How To Ban And Unban The Study of African American History

Republicans and their donors are trying to ban African American History in America, in 2023. It also happened from 1909 thru the 1980s.

One: Teach generations of people, Southerners, in this example, to uphold the institution of racism and white supremacy, particularly through public school curriculums. Starting to sound familiar?

Two: Form a group called the Rutherford Committee consisting of the United Confederate Veterans, United Daughters of the Confederacy, and the Sons of Confederate Veterans, as they did in the early 1900s.

Three: Engrain propaganda into the minds of youth by using textbooks. This sure is starting to sound like what’s happening today.

Four: Create a book like This is Tennessee: A School History by Mary U Rothrock that erases slavery as the cause of the Civil War and defended slavery as necessary to the economy. This is why you have what you have, built on the backs of our black brothers and sisters, through slavery. And that’s just one reason of many, why we need reparations.

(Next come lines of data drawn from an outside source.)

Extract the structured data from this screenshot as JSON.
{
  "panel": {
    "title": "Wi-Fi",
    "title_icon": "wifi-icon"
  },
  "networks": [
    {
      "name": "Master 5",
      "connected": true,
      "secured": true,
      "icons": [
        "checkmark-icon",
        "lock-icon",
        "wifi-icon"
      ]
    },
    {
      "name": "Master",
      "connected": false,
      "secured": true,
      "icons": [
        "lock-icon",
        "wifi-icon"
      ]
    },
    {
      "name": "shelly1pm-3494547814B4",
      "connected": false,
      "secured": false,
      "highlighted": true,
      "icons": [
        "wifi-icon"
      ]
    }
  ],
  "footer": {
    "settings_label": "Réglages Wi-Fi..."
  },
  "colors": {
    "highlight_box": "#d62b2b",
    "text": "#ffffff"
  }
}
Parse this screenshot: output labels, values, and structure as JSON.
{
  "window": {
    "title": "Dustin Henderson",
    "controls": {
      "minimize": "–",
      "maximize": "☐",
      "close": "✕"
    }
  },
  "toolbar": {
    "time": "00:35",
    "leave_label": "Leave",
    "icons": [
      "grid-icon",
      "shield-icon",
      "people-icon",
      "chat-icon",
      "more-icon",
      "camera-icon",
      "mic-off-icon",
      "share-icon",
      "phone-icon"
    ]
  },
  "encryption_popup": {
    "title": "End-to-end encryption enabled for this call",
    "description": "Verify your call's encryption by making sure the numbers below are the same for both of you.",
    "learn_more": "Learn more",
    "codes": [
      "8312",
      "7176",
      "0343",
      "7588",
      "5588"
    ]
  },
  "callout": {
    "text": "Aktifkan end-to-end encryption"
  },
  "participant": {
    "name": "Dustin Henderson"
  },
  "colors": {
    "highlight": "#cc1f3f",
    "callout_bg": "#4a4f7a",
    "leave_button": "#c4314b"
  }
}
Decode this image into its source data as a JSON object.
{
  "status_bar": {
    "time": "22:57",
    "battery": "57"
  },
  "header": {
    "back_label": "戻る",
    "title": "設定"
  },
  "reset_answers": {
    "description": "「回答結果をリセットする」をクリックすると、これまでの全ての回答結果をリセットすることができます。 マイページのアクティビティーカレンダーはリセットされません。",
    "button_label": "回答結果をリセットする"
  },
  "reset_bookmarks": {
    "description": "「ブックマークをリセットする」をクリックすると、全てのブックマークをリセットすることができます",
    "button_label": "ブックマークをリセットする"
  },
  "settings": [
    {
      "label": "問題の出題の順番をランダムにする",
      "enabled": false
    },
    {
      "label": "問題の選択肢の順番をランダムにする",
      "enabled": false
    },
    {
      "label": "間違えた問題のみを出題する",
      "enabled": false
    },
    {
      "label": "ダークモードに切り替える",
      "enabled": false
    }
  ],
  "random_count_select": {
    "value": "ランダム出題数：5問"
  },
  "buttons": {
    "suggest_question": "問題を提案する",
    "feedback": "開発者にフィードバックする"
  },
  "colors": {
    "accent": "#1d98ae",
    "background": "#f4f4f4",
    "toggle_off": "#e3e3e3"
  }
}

Five: To keep this going, you have to ban books from schools. Change the narrative and change the language. Sound familiar? Changing the word slavery to “involuntary relocation“. This is 2023, they wouldn’t be doing this, would they? Yes, republicans sure are. DON’T VOTE FOR REPUBLICANS!

Six: Prefer textbooks that teach made-up things like, our black brothers and sisters were content being second-class citizens. That’s what they taught during that time.

Seven: Form a group outside of school called the Children of the Confederacy to promote this false history to other states.

Eight: Have group leaders make children up to 18 recite call-and-response “truths” from the confederate catechism.

Nine: Reward the children who could recite long passages of the false rhetoric they were teaching. As a reward, teach them the song “Dixie“. You know, where part of the lyric is, “Where cotton’s king and men are chattels”. Chattel slavery is the most common form of slavery known to Americans.

Peter, a.k.a. Gordon, a slave from Louisiana, 1863. The scars are a result of a whipping by his overseer.
Peter, a.k.a. Gordon, a slave from Louisiana, 1863. The scars are a result of a whipping by his overseer.

Ten: Shape our children’s identity, like the children who grew up with the Lost Cause of the Confederacy. Don’t allow them critical thinking skills.

How do we UNBAN the study of African American history?

Just like they did in the 1980s, GET A FEDERAL COURT ORDER TO MAKE IT STOP. Just like the federal court order in Mississippi in the 1980s.